La médecine légale concerne d’abord les vivants, avec la victimologie, les consultations de personnes concernées par des agressions physiques ou sexuelles et de maltraitance. «En métropole, on a par exemple des cas de maltraitance de personnes âgées. Ce n’est pas le cas à Mayotte», relève Stéphan Jammart. La particularité mahoraise se situerait plutôt du côté des personnes concernées par des coups de chombo.

Le médecin peut convoquer une personne si une incohérence apparaît dans une enquête, par exemple lorsque le récit diffère entre une victime et son agresseur sur le nombre de coups de couteau donnés. C’est le légiste qui établira la vérité médicale. De même, une expertise peut être effectuée pour modifier des jours d’incapacité totale de travail (ITT) attribués à un patient.

Le médecin légiste intervient aussi auprès des personnes placées en garde à vue. «Il faut s’assurer que l’état de la personne concernée est compatible avec une mesure qui est une privation de liberté».

Expliquer la mort

Mais la médecine légale, c’est aussi le volet très sensible de la «thanatologie», l’étude du corps des défunts. «Quand une personne décède dans des circonstances particulières, les constatations et les premiers prélèvements sont faits sur place par le médecin légiste. Plus cette phase est réalisée rapidement, moins les éléments que l’on peut être amenés à chercher sont détériorés par les bactéries. Il ne faut pas oublier que nous sommes dans un pays chaud, c’est crucial».

L'enjeu pour le CHM, attirer et conserver ses professionnels
L’enjeu pour le CHM, attirer et conserver ses professionnels

Enfin, sur réquisition du procureur, le médecin légiste peut être amené à effectuer des autopsies. Le travail portera alors sur les différentes traces anormales, de coups ou autres, et sur l’étude des différents organes pour voir si la mort n’a pas été causée par des éléments qui n’apparaissaient pas au premier examen du corps.

«C’est un travail ‘commémoratif’, il faut tout replacer dans le contexte. Il faut connaître les antécédents de santé de la personne, les traitements qu’elle pouvait prendre, échanger avec les enquêteurs sur les circonstances et finalement établir un rapport destiné au procureur».

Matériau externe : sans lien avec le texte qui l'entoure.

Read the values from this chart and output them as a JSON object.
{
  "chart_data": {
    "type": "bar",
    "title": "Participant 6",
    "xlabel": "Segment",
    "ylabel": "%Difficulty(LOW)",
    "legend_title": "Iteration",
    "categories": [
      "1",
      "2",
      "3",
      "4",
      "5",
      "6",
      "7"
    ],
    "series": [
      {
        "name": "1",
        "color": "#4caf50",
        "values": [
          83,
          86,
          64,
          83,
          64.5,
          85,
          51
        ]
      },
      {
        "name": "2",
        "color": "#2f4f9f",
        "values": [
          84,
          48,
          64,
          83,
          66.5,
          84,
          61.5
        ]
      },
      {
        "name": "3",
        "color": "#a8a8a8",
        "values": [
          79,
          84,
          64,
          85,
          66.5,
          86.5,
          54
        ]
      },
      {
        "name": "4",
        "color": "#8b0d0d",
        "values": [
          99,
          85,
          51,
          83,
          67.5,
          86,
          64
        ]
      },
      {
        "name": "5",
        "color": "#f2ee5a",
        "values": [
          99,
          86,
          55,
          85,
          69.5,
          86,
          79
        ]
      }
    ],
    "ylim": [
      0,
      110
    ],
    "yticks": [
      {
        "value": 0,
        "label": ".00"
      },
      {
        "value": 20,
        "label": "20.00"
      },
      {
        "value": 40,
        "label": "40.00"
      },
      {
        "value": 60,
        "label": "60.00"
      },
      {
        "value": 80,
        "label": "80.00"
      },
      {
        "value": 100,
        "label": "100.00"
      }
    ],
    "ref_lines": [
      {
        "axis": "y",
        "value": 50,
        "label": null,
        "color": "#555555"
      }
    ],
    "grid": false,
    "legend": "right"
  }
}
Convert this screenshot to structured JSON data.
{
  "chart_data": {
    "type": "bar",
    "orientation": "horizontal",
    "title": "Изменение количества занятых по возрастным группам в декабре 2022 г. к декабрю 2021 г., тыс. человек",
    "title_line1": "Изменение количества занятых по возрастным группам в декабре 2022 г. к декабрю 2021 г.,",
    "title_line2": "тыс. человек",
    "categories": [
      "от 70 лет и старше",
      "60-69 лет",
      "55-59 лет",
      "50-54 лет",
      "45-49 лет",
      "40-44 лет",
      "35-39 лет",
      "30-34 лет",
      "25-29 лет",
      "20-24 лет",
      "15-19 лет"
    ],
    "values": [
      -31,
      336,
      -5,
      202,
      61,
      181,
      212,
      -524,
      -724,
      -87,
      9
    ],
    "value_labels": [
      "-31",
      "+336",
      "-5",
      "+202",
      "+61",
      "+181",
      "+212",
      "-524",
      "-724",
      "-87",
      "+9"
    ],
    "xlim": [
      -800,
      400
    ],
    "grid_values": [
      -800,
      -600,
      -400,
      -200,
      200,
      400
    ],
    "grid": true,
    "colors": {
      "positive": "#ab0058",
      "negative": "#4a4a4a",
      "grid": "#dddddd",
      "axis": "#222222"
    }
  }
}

Après l’autopsie, une intervention coutumière permet de respecter les rites religieux dans le processus du décès. Et c’est le procureur qui décide que le corps peut être rendu à la famille lorsque tous les éléments médicaux, essentiels pour que la justice puisse trancher, sont établis.

Contribuer à la compréhension d’une affaire

«Contrairement à la métropole, ici, on travaille seul et on ne dispose pas de tout le plateau technique. Par exemple, certains prélèvements qui vont permettre de dater une plaie sont envoyés à La Réunion ou en métropole», explique le docteur Jammart.

«C’est très intéressant de pouvoir contribuer à la compréhension d’une affaire et de travailler avec la justice, la police et la gendarmerie», confie Stéphan Jammart. A présent, l’enjeu pour le CHM est donc de parvenir à stabiliser le service, à attirer des professionnels précieux et à les garder sur place. Car, leur connaissance de la culture mahoraise est aussi essentielle pour continuer l’important travail de pédagogie autour d’un exercice sensible mais essentiel de la médecine.